The European Court of Human Rights (ECHR) has ruled that former Russian oil tycoon Mikhail Khodorkovsky and business partner Platon Lebedev were denied their right to a fair trial in the case of their conviction by a Russian court for embezzlement and money laundering.
The Strasbourg-based court said on January 14 that it did not find any political motives in the criminal prosecution of Lebedev or Khodorkovsky, one of Russian President Vladimir Putin’s main opponents, and that no compensation would be ordered.
“The court considers that the finding of a violation constitutes in itself sufficient just satisfaction for the nonpecuniary damage sustained by the applicants,” the ECHR said in its judgment.
Vadim Klyuvgant, a lawyer for Khodorkovsky, was quoted by Interfax as saying the defense was “satisfied” with the outcome, though in light of the ruling Khodorkovsky may appeal to the Russian Supreme Court over his second sentence.

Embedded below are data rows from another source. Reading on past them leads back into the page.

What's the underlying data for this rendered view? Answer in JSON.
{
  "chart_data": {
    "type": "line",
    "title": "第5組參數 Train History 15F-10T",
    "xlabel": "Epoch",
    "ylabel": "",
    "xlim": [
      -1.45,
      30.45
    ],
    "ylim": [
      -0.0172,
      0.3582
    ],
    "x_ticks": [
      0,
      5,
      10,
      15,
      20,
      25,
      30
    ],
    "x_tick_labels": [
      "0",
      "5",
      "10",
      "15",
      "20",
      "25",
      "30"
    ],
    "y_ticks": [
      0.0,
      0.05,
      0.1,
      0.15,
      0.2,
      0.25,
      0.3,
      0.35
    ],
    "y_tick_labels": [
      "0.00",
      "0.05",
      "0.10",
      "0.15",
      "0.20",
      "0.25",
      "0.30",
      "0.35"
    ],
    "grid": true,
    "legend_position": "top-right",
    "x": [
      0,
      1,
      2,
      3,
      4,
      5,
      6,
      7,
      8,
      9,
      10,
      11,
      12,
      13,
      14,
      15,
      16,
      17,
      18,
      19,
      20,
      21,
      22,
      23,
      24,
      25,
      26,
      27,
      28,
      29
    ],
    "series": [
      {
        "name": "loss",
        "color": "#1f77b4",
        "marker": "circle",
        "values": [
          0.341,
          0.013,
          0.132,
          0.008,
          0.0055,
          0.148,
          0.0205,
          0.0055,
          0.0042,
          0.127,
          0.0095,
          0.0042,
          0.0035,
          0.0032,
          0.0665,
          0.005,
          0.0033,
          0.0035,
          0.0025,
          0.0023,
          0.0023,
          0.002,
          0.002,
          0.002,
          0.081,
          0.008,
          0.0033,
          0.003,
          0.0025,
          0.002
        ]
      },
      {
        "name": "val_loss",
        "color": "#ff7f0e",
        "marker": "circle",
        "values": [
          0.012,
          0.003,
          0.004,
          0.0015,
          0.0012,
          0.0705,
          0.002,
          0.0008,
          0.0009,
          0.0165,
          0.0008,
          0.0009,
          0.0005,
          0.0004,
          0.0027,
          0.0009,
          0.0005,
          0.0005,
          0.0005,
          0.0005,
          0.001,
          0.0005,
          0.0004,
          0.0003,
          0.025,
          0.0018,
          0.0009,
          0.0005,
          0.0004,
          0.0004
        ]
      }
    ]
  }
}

“The defense was discriminated against and denied the possibility to bring in its witnesses and specialists during the proceedings, Klyuvgant said.
“I think these conclusions are sufficient for agreeing with us that the sentence was fictitious,” he added.
Khodorkovsky, who ran oil giant Yukos, once Russia’s largest company, was convicted of financial crimes at two trials that he and his supporters contend were engineered by the Kremlin to punish him for challenges to President Vladimir Putin and increase the Kremlin’s control over oil exports.
Yukos was dismantled after Khodokovsky’s 2003 arrest and its main production assets were sold at auction and ended up in the hands of state oil company Rosneft.
Once Russia’s richest man, Khodorkovsky spent 10 years in prison before he was released and left Russia after being pardoned by Putin in 2013.
Khodorkovsky lives in exile in London and now runs a project called the Civil Society Support Group in Russia. The endeavor is part of Khodorkovsky’s effort to unseat Putin from power.